The Corner

Hidden Law Cont’d

I’ve gotten a lot of grief from readers about this post, most of them picking on the reader-email I posted. Some of the criticisms have merit. Yes, the email I posted was awfully glib, which I thought was obvious enough that I didn’t have to take a red pen to some of the overstatements.

But I think there’s a more interesting criticism about my ode to the rough justice of yore. Several readers note the fact that some culture norms enforced outside the law in the past were downright evil. For instance this reader brings up Emmet Till:

Some of the cultural norms that were enforced by group action and explicitly (or tacitly) endorsed by the authorities were admirable, just as some were reprehensible.  I won’t claim the cultural changes that occurred in the 1960′s were all good but I would remind folks of the evil that also existed.  On net, I believe society is better off because of the battles fought in the legal system even though in fighting evil some good was lost. 

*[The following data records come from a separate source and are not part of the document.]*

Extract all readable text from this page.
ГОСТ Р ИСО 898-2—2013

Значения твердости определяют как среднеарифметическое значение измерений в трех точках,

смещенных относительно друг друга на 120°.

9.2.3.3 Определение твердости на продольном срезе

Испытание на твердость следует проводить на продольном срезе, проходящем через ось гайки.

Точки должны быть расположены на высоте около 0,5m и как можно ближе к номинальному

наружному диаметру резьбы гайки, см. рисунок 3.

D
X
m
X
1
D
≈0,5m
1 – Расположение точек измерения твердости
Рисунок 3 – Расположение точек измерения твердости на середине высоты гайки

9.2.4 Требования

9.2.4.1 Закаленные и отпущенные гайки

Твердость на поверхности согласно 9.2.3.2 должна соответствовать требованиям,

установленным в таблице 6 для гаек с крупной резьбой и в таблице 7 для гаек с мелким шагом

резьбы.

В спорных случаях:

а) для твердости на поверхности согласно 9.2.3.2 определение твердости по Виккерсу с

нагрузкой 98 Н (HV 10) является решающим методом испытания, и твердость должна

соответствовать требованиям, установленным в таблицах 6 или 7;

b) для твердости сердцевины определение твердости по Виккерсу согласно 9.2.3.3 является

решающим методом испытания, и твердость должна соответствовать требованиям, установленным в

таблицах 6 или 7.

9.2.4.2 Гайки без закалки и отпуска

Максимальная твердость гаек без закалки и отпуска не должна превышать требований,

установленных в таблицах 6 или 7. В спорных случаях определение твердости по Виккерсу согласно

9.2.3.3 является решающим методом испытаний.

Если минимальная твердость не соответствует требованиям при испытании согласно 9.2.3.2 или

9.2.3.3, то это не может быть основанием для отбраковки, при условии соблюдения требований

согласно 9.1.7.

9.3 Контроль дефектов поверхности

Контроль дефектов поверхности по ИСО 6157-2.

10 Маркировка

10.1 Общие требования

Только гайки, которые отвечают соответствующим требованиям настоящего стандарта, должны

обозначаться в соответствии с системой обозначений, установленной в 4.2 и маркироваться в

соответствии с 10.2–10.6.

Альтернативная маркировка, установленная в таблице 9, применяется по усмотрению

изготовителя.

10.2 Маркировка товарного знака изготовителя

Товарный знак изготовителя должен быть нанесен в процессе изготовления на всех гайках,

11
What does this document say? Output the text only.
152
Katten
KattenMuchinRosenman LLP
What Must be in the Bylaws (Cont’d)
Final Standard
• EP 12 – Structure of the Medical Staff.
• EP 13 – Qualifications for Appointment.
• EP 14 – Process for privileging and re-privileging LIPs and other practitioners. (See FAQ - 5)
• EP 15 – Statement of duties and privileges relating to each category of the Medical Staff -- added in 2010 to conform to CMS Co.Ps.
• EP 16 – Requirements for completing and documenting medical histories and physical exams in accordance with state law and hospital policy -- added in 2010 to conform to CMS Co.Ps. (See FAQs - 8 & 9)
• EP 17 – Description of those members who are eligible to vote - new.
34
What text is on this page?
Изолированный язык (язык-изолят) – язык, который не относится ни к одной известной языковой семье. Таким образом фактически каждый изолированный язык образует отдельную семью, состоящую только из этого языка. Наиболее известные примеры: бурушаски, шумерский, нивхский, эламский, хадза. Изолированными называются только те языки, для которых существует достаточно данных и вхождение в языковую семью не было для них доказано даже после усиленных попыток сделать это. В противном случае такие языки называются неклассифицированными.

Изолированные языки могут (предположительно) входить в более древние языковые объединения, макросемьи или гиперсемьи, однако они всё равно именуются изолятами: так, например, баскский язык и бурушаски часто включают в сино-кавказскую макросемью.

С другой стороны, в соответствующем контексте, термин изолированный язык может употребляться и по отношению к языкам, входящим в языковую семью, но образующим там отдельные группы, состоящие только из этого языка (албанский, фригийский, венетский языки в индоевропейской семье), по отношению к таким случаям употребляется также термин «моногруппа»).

When folks express unbridled nostalgia for those days of locally enforced norms they give the appearance of endorsing both the good and the bad norms of those days.  Since part of the bad was racism, unqualified enthusiasm for those days gives the appearance of endorsing racism.  For a significant part of the population those were not the good old days.   

Thanks,

Let me just say I agree with this entirely.  It seems I will have to spend the rest of my life saying something like “except for racism” whenever I talk about federalism, hidden law, civil society etc. It’s annoying not least because I would like to think that my position on racism and civil rights  is well-enough known that I shouldn’t have to offer such assurances so often. It’s also annoying because it often seems as if only conservatives have to own their history (even when it’s not their history), while being a liberal means never having to say you’re sorry (gosh someone should write a book about that).

Back to the subject at hand. Hidden law is not the answer to everything. Sometimes the state or decent men outside the state (and women too!) must break cultural norms and traditions, either because those traditions have outlived their utility, are no longer relevant or have become perverted into something indefensible. But to argue that  cultural norms can be bad is not an argument for saying we should have no cultural norms, just as saying the state is sometimes evil is not an argument for saying we should have no state. Serious people understand that circumstances can differ, context matters and that while X may be bathwater Y is in fact a baby.

I’m happy and grateful for the civil rights triumphs of the 1960s, and if one price of the civil rights revolution is that the friends and former fellow Marines of a fallen soldier can’t beat the crap out of someone who desecrates his funeral, well I think we as a society were right to pay that price. But that doesn’t mean we have to celebrate what was lost.